Individuals were approached on the city streets during afternoon business hours and asked a short list of questions about city trash and their interactions with public trashcans.


The following were the questions and procedure used to question individuals in situ in public places within the city.  Full disclosure about the project occurred at the outset of each interview.

1) When did you last throw away any trash while you were out in the city?

2) How many times do you think you used a public trash can last week?

3) Do you often use a trash can near here?

Using Flashcard 1 and Flashcard 2 each individual was asked to comment as follows:

4) Is this trash?

5) Who do you think left it there? And why?

6) Would you do anything with it if you found it?

--- Moving on… ---

7) Have you ever been intrigued by something someone has thrown away?

8) Do you think the trash of the city tells any kind of story of its inhabitant’s lives or habits?

9) Does trash ever annoy or disgust you?


The 15 individuals (10 male/ 5 female) covered a broad age range [(1/15) – 20s (3/15) – 30s (5/15) – 40s (3/15) – 50s (1/15) – 60s (2/15)] and were overwhelming (14/15) local residents to the city or daily commuters from surrounding areas. Many of them visited the area of the interview (predominantly Union Square, the plaza at Montgomery BART, and the Embarcadero) daily and often used the same trashcans in that particular place on a regular or daily basis (9/15 confirmed this explicitly). Most of them said they used a public trashcan regularly – from 4 to 40 times a week. The majority used a public trashcan at least once a day. Individuals were also shown flashcard images of purposefully cheap objects in various contexts that sit in a grey area of personal value: old shoes on trash can, a toy left at the edge of a sidewalk, a magazine shoved in a chain linked fence, and a personal picture CD-ROM next to a bus stop bench.
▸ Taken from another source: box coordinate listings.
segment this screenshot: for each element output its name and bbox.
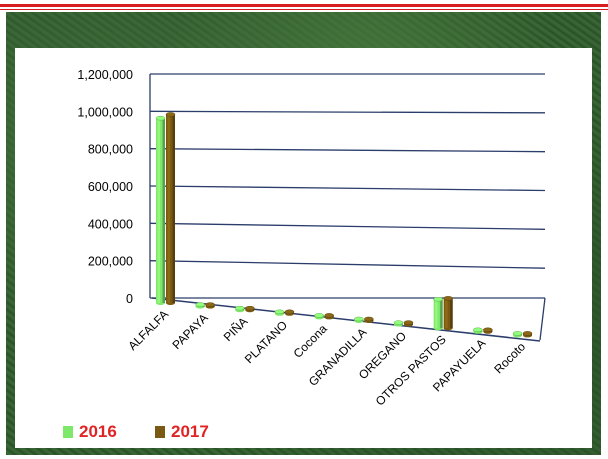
bar-body xyxy=(443,298,453,329)
bar-body xyxy=(166,114,175,303)
x-tick-label: Cocona xyxy=(291,321,330,360)
bar-2017-5 xyxy=(364,316,374,323)
bar-2017-1 xyxy=(205,302,215,309)
x-tick-label: ALFALFA xyxy=(125,307,171,353)
bar-2016-3 xyxy=(274,309,285,316)
bar-2017-2 xyxy=(245,305,255,313)
legend-item-2017: 2017 xyxy=(155,422,209,442)
legend-swatch-2017 xyxy=(155,426,165,438)
bar-highlight xyxy=(445,298,448,329)
legend-label-2016: 2016 xyxy=(79,422,117,441)
chart-panel xyxy=(15,48,592,448)
bar-2017-4 xyxy=(324,313,334,320)
bar-cap xyxy=(522,331,533,336)
bar-cap xyxy=(195,302,205,307)
bar-cap xyxy=(354,316,364,322)
bar-cap xyxy=(284,309,295,315)
gridline xyxy=(149,260,546,269)
bar-2016-0 xyxy=(155,115,166,305)
bar-2016-6 xyxy=(393,320,404,327)
y-tick-label: 200,000 xyxy=(88,255,133,269)
bar-cap xyxy=(235,305,245,311)
bar-cap xyxy=(155,115,166,121)
bar-2017-9 xyxy=(522,331,533,338)
bar-cap xyxy=(274,309,285,315)
bar-body xyxy=(433,299,443,329)
bars xyxy=(155,112,533,338)
y-tick-labels: 0 200,000 400,000 600,000 800,000 1,000,000 1,… xyxy=(77,68,133,306)
bar-shadow xyxy=(450,298,453,329)
gridline xyxy=(149,222,546,230)
bar-cap xyxy=(205,302,215,307)
top-rule-1 xyxy=(0,4,608,7)
bar-2016-2 xyxy=(235,305,245,313)
bar-2017-0 xyxy=(165,112,176,305)
bar-cap xyxy=(473,327,483,333)
bar-2016-5 xyxy=(354,316,364,323)
bar-shadow xyxy=(172,114,175,303)
bar-2017-3 xyxy=(284,309,295,316)
bar-highlight xyxy=(167,114,170,303)
bar-2016-9 xyxy=(512,331,523,338)
bar-highlight xyxy=(157,118,160,303)
bar-2017-6 xyxy=(403,320,414,327)
legend-swatch-2016 xyxy=(63,426,73,438)
y-tick-label: 0 xyxy=(126,292,133,306)
legend-item-2016: 2016 xyxy=(63,422,117,442)
bar-body xyxy=(156,118,165,303)
gridline xyxy=(149,185,546,192)
bar-cap xyxy=(483,327,493,333)
y-tick-label: 400,000 xyxy=(88,217,133,231)
bar-cap xyxy=(364,316,374,322)
y-tick-label: 600,000 xyxy=(88,180,133,194)
legend-label-2017: 2017 xyxy=(171,422,209,441)
bar-cap xyxy=(433,297,443,302)
x-tick-label: PAPAYA xyxy=(169,311,210,352)
gridline xyxy=(149,148,546,153)
bar-2016-1 xyxy=(195,302,205,309)
bar-highlight xyxy=(435,299,438,329)
bar-cap xyxy=(165,112,176,117)
gridline xyxy=(149,110,546,114)
gridlines xyxy=(149,73,546,342)
bar-cap xyxy=(512,331,523,336)
bar-2016-4 xyxy=(314,313,324,320)
x-tick-label: PIÑA xyxy=(221,314,251,344)
bar-2017-8 xyxy=(483,327,493,334)
bar-cap xyxy=(393,320,404,325)
x-tick-label: Rocoto xyxy=(491,339,528,376)
bar-2017-7 xyxy=(443,296,453,331)
bar-shadow xyxy=(440,299,443,329)
bar-cap xyxy=(314,313,324,318)
y-tick-label: 800,000 xyxy=(88,143,133,157)
bar-cap xyxy=(403,320,414,325)
floor-front-edge xyxy=(151,297,541,342)
y-tick-label: 1,000,000 xyxy=(77,105,133,119)
y-tick-label: 1,200,000 xyxy=(77,68,133,82)
bar-cap xyxy=(324,313,334,318)
bar-shadow xyxy=(162,118,165,303)
bar-cap xyxy=(443,296,453,301)
bar-cap xyxy=(245,305,255,311)
top-rule-2 xyxy=(0,9,608,10)
floor-right-edge xyxy=(539,297,546,341)
bar-2016-7 xyxy=(433,297,443,331)
bar-2016-8 xyxy=(473,327,483,334)
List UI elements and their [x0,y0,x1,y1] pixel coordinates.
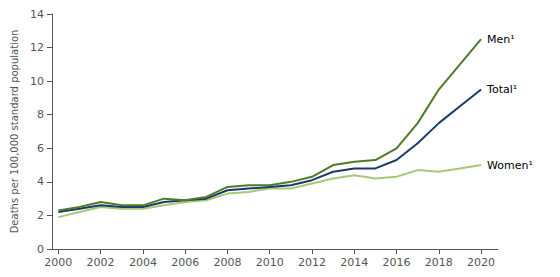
svg-text:2010: 2010 [256,256,284,269]
svg-text:Men¹: Men¹ [487,33,515,46]
svg-text:2012: 2012 [298,256,326,269]
svg-text:0: 0 [37,243,44,256]
svg-text:Deaths per 100,000 standard po: Deaths per 100,000 standard population [9,30,20,234]
svg-text:6: 6 [37,142,44,155]
svg-text:2: 2 [37,209,44,222]
svg-text:4: 4 [37,175,44,188]
svg-text:2014: 2014 [340,256,368,269]
svg-text:2002: 2002 [87,256,115,269]
svg-text:2018: 2018 [425,256,453,269]
svg-text:2004: 2004 [129,256,157,269]
svg-text:Women¹: Women¹ [487,159,533,172]
svg-text:10: 10 [30,75,44,88]
svg-text:2006: 2006 [171,256,199,269]
svg-text:2008: 2008 [213,256,241,269]
svg-text:2020: 2020 [467,256,495,269]
svg-text:2000: 2000 [44,256,72,269]
svg-text:Total¹: Total¹ [486,83,517,96]
svg-text:12: 12 [30,41,44,54]
svg-text:2016: 2016 [383,256,411,269]
svg-text:8: 8 [37,108,44,121]
svg-text:14: 14 [30,8,44,21]
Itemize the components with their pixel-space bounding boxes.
They were asked to comment if each item was trash or not and to describe who left the object behind, and why. We encouraged each individual to describe their feelings towards trash and its connection to place and people.

Overall the outcome was evenly split between people who categorized the items trash or not trash. Of the items listed as not trash, the toy and image CD-ROM had the most perceived value (“lost”), then the shoes (“left for others” or “left for homeless”), followed by the magazine that people generally thought of as “litter” left by an inconsiderate person “probably young”. A large majority (11/15) gave explicit descriptions of who lost or left the object there and why. Many of them explained that they would investigate the object further if they found it – from “taking a closer look” to “picking it up and taking it home”.
The comments about trash gave a clear indication of how individuals related to their urban rubbish. A few took the discussion of trash and the city to a political conclusion discussing the issues of environment, consumerism and consumption – reflecting San Francisco’s liberal politics. Many of the people thought of city trash as telling a story as reflected in this quote by one individual:

“The objects that other people throw behind have more value than new objects, you know, they’ve traveled around with different people, they have a story. That’s what gives antiques there value.”